Congress and the aviation industry took a number of actions in response to this downturn. For example, roughly $100 billion in various types of federal relief funding was provided to help the industry offset economic disruptions. Industry stakeholders we spoke with told us this allowed them to keep staff employed, continue flight operations that otherwise may have ceased, and avoid bankruptcy. At the same time, the industry took steps to cut costs by offering voluntary early retirement to some employees, voluntary unpaid leave, and freezing nonessential hiring—among other steps. In some cases, airlines also reduced flight frequencies and the number of airports served.
Find out more about the aviation industry’s efforts to respond to the pandemic by listening to our recent podcast with GAO’s Heather Krause, an aviation industry expert.
Unfortunately, now that air travel is trending upward, those same actions—such as reducing labor costs, as well as other factors—have affected some airlines’ ability to meet returning demand. For example, during the first week of August, Spirit Airlines canceled over 60% of its flights on consecutive days as a result of staffing shortages, bad weather, and technology problems. Southwest Airlines and American Airlines have also recently faced similar wide-spread cancellations.
In our work, we're finding that the airlines will likely continue to struggle with the sometimes dramatic changes in demand caused by the pandemic. As we enter what is expected to be a busy holiday season, the industry is trying to address challenges by hiring additional workers and adjusting their operations.
Know your rights before you fly
Before you head to the airport, you should know your rights as a customer. For example, a passenger is entitled to a refund if the airline cancels a flight, regardless of the reason. The Department of Transportation (DOT) provides information on aviation consumer protections on its website. This includes information on how to how to file a complaint.

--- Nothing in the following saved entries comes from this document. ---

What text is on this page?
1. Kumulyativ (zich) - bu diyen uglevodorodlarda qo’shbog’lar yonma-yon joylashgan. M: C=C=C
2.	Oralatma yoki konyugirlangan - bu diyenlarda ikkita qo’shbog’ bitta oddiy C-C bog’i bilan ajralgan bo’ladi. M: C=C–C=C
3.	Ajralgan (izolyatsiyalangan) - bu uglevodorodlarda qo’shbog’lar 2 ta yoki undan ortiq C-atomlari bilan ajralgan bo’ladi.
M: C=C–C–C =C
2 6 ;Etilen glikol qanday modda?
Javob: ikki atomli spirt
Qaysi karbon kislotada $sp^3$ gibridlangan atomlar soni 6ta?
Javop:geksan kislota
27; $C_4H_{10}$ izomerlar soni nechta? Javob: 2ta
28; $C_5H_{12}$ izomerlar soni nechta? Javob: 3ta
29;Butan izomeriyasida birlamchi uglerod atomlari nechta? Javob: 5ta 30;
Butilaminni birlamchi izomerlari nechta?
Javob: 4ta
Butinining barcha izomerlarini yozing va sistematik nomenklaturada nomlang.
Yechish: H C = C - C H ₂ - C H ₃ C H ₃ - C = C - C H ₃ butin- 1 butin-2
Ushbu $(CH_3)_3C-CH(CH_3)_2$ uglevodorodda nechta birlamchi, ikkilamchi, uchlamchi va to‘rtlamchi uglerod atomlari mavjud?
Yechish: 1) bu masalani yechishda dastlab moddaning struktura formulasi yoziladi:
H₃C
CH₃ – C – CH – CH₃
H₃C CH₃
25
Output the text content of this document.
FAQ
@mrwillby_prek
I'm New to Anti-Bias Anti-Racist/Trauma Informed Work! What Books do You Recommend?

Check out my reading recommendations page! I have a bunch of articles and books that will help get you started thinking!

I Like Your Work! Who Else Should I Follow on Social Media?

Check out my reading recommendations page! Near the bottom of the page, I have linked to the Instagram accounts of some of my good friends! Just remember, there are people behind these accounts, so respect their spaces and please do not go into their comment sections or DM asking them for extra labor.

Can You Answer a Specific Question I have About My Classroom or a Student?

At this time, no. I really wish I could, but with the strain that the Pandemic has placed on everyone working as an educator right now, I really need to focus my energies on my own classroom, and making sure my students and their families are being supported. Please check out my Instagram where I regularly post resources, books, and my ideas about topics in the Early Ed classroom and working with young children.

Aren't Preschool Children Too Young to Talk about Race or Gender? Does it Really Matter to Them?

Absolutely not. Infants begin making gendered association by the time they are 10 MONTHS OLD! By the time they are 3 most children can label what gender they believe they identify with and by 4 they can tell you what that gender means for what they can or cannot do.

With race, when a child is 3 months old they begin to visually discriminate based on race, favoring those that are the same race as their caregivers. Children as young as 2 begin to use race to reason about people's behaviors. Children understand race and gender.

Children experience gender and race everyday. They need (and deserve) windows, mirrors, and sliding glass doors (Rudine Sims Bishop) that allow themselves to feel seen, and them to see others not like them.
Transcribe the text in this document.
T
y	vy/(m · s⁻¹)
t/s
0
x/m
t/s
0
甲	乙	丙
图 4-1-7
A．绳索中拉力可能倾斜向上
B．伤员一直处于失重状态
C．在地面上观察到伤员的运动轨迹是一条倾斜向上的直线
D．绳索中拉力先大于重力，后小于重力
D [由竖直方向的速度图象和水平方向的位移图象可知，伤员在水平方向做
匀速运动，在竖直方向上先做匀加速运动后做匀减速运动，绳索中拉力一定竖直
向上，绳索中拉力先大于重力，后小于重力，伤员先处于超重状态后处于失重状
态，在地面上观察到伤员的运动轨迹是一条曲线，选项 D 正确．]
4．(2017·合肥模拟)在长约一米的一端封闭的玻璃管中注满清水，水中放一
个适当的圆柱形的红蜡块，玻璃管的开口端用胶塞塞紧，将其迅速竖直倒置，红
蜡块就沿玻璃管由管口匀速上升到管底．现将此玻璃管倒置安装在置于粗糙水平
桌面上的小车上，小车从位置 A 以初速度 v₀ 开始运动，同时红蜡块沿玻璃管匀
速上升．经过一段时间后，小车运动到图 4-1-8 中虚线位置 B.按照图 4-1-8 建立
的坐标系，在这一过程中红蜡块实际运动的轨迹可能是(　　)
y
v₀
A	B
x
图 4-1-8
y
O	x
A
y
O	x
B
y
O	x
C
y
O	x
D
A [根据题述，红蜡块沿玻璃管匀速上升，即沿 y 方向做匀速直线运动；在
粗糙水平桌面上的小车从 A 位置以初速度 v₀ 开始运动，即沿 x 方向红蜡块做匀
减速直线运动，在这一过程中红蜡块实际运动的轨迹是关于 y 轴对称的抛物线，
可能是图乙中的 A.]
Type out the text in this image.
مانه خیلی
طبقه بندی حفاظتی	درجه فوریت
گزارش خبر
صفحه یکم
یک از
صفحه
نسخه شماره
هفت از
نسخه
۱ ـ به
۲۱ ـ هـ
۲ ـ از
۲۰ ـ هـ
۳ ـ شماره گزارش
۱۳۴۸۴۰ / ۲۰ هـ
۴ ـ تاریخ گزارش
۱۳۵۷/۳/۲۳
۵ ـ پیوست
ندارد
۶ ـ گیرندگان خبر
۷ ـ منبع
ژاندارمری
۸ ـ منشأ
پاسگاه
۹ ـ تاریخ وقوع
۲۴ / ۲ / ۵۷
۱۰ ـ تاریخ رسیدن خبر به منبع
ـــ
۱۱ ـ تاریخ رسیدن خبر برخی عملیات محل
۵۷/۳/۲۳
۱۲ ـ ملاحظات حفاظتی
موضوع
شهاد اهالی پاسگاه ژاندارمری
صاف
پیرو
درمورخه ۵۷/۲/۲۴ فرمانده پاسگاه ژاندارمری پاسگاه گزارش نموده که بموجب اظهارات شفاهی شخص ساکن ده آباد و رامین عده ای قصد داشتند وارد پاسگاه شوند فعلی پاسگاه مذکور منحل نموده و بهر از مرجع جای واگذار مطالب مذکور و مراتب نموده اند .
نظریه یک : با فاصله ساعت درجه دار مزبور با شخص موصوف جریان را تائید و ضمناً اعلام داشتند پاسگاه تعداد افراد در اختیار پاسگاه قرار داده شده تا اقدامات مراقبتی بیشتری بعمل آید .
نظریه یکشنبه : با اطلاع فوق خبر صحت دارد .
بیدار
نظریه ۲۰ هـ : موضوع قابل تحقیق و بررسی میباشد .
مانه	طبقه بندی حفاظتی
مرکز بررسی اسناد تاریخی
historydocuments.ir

In 2019 and 2020, we reported about efforts taken by DOT to enforce laws and regulations designed to protect consumers. Consumer advocates, airlines, and others had raised concerns about how DOT enforces aviation-related consumer protection laws and regulations.
We found that while DOT conducts activities to monitor airline compliance—such as reviewing passenger complaint data and taking enforcement action when it identifies airline and travel agent violations—it could improve its procedures and the transparency in its decision making process. Taking such actions would better protect travelers and give DOT greater assurance that airlines are complying with federal consumer regulations.
Hopefully, your holiday travel experience is smooth. But if something does go wrong, learn your rights as an aviation consumer.